In 1170 four knights, believing themselves to be acting on the instruction of Henry II, murdered Archbistop Thomas Becket in the Cathedral. Until the destruction of his shrine in 1538 by Thomas Cromwell, the cathedral became a place of pilgrimage for the old and the sick. Millions passed through in the hope of redemption in the presence of the shrine of the saint devoted to the poor and the needy.
However, ice-cream vendors, jugglers, whining children, French coach tour groups and Japanese snappers can easily dominate a visit today. The hustle, the bustle, the queues and the elbows can all make for a demanding and sticky summer morning outing.
I offer you an alternative pilgrimage: retrace the steps of the devoted, move through the crowds, pass down the teeming Mercery Lane and onto the High Street of hot dogs and chain stores and you will come to the Gothic doorway of the Hospital of St.

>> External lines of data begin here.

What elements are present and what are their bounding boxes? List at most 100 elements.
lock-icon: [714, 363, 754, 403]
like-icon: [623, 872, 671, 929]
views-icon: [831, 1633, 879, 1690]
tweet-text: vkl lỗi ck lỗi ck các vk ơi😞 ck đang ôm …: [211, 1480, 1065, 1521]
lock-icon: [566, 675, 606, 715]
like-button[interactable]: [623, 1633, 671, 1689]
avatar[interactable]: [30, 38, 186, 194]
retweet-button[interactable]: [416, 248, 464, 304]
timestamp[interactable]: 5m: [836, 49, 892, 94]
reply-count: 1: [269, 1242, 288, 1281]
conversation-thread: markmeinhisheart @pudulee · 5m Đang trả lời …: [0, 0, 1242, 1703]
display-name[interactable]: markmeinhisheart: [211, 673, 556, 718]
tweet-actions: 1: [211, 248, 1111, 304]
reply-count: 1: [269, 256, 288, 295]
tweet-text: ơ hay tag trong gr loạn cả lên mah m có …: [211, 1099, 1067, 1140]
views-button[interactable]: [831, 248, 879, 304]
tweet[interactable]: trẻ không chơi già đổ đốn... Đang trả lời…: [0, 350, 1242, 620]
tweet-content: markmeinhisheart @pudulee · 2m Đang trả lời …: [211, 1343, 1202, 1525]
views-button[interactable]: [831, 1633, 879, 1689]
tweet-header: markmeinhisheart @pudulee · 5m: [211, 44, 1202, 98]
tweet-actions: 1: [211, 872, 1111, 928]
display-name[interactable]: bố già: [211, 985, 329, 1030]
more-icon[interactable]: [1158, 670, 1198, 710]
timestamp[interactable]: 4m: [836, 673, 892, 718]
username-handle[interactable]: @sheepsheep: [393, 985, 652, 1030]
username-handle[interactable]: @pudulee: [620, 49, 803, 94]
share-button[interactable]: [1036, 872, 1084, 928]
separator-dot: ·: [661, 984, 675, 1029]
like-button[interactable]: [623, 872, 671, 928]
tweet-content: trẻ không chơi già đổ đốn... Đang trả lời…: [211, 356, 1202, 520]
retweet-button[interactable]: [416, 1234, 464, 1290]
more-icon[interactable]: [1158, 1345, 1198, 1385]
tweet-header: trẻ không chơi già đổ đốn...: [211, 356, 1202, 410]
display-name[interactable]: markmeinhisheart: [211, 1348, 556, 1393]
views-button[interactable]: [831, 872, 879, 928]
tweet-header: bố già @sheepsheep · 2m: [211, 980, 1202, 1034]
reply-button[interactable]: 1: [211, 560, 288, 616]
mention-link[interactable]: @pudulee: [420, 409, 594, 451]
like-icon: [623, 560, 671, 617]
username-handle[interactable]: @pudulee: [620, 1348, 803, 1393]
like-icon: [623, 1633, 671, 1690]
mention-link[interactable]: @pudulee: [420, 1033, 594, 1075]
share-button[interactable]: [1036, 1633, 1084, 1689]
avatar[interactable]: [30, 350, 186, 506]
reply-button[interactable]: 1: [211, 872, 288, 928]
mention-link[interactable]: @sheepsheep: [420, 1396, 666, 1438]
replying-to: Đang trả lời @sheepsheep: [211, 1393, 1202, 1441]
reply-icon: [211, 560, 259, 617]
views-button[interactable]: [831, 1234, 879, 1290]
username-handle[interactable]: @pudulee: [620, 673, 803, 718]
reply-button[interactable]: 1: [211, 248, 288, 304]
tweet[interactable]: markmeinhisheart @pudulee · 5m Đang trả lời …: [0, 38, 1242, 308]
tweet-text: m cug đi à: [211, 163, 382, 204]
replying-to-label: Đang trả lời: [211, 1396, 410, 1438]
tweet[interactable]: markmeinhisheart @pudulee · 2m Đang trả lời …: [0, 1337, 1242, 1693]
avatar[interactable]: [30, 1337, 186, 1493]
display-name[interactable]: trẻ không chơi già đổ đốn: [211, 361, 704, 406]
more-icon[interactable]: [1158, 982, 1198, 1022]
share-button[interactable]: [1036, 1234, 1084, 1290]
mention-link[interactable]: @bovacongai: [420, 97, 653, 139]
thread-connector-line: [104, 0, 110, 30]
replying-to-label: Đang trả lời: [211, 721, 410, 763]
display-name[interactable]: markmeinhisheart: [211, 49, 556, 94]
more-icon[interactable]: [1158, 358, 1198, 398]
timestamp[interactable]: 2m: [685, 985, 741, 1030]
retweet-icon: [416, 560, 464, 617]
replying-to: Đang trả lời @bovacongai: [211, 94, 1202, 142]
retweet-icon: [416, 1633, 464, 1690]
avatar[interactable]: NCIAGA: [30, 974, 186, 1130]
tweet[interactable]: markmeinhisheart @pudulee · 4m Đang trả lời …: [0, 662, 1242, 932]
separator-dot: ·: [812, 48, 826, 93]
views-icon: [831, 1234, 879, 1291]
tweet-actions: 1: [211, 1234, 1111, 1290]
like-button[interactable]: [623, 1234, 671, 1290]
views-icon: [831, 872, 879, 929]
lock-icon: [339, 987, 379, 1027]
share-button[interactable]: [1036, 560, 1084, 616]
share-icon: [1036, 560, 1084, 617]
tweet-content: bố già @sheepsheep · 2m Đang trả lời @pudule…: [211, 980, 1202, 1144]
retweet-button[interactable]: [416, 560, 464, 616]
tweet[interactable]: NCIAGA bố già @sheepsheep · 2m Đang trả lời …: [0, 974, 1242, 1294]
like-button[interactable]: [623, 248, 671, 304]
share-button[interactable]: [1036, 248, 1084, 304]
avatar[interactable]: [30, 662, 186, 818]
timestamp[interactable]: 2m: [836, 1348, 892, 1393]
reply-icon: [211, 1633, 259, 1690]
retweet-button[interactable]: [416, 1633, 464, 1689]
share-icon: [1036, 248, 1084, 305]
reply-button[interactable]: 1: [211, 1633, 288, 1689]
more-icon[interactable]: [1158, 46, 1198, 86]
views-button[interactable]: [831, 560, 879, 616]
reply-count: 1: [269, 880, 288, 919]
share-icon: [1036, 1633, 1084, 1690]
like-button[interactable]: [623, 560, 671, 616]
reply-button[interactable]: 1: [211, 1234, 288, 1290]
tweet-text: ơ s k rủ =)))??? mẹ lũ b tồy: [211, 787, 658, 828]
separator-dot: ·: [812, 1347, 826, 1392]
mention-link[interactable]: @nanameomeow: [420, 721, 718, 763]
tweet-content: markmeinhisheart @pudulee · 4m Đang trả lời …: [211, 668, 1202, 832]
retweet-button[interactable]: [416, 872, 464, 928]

Thomas the Martyr, known as Eastbridge Hospital. Away from the sun and the noise, stepping into the sanctuary of the cool stone Vestibule feels like a real privilege.
Would it have felt any different for the scores of poor pilgrims on their way to the Cathedral who found comfort and solace in this tiny stone hospital? Build in around 1190 the lower part of the building houses the Undercroft, an arched crypt in the Transitional gothic style with an irregular feel due to the foundations shifting on the banks of the River Stour. Here up to twelve pilgrims could sleep in peace and relative comfort until recovery or death moved them on.
Upstairs in the Refectory the pilgrims were fed in the large pillared hall which still hosts a 12th Century termera painting of the figure of Christ in a Mandorla, under a beautifully constructed crownpost roof. The small upper chapel is where they took mass and prayed each day.
Why do the relatively few visitors feel it necessary to whisper to each other in shady corners rather than speak out loud in this pretty place? To break the serenity and calm the building offers would surely be as inappropriate now as it ever was.
Take a deep breath, blink until your eyes are used to the summer sun and rejoin the noisy, fast-moving, modern world.